My girlfriend’s grandfather stands up. He toasts both of us for our stories about the four-year-old runaways who eventually find each other. After lunch, her grandparents speak with us for a few moments. Her grandmother graduated from Vassar. Her grandfather from Yale. Her grandmother asks her if the Taft Hotel is still open. Her granddaughter says, “Yes, it’s still nice, and I’ve stayed there too.” Her grandmother smiles in approval, then quickly changes the subject.

Later, we go for a horse and carriage ride in Central Park with my girlfriend’s parents. Her father boasts about his frugality and all the money he saves by having his only child mow the lawn, wash the cars, and clean the roof gutters. I’m the only one who notices that he seriously undertips the carriage driver, so I give the driver a few extra bucks when nobody’s looking. My girlfriend’s parents go back to the hotel to nap. We walk to the art galleries on West Fifty-Seventh Street. One gallery shows the work of my art professor. He paints still-life oil paintings from memory, without looking at props or photos. Each painting is like a memoir without words. 

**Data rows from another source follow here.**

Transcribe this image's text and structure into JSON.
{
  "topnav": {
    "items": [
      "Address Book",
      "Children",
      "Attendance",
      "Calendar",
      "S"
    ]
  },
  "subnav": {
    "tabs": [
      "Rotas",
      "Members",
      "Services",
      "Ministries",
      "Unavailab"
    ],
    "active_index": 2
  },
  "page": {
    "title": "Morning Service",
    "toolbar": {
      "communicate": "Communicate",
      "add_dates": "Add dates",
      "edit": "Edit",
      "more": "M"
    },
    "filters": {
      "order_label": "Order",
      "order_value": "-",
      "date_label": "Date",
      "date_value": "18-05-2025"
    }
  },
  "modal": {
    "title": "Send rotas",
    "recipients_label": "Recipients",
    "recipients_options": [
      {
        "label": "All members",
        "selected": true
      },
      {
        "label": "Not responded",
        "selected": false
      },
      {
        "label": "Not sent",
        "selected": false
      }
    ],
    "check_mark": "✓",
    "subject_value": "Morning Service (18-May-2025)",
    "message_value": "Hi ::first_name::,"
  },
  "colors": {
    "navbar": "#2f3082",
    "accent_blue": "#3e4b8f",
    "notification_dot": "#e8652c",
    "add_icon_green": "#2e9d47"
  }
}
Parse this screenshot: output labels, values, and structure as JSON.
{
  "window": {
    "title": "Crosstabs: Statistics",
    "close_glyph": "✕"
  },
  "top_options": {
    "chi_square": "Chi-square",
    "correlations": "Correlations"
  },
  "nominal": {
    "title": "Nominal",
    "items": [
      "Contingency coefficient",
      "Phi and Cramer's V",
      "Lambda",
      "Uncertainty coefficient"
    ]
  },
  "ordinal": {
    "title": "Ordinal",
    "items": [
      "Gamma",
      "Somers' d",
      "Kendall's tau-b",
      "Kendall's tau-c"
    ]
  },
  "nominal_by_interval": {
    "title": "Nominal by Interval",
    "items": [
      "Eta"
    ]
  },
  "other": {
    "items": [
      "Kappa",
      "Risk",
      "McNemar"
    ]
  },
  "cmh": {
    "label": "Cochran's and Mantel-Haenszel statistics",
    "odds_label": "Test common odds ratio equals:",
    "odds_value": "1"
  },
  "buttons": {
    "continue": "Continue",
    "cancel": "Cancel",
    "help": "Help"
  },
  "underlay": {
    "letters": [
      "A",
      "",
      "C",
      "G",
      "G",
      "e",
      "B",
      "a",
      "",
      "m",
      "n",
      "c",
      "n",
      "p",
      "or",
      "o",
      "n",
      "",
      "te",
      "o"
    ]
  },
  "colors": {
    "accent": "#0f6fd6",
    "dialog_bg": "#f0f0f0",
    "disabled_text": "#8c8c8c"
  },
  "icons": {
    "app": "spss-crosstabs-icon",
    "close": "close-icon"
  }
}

We freshen up back at the hotel. We meet with her family for cocktails at 6:00 p.m. in her grandparents suite. Then, her family goes to a Broadway show and we go dancing. Her uncle hands me some unexpected extra cash as we leave. I thank him for being so generous. My girlfriend says he’s more like an older brother than an uncle.

Tina Turner’s thirtieth birthday concert and dance party at the Electric Circus sells out. Flush with unexpected funds, we buy two scalped tickets. Tina Turner sings and dances nonstop. At the end of the concert, she has multiple encores. In her finale, Tina invites women who love to dance to come join her. She performs “Shake a Tail Feather.” My girlfriend and the other women who volunteer have the unrestrained energy of caged dancers set free. As my girlfriend dances, I can’t take my eyes off her. I tell her she has never danced better.

“Funny you should say that,” she says. “When you went to the restroom, a choreographer asked me to audition for the touring version of his Broadway show. The show is Hair. It’s a hit. He gave me his card. I didn’t say no.” My girlfriend might be serious about running away to join a traveling show.

The late-night elevator man at the Plaza Hotel takes us from the lobby up to the ninth floor. My girlfriend and I exit the elevator. We walk down the empty corridor to our separate rooms. We’ve been together for two months. Our rendezvous at the Plaza is winding down.

Most runaways never find the people or places they search for, but we’re not most runaways.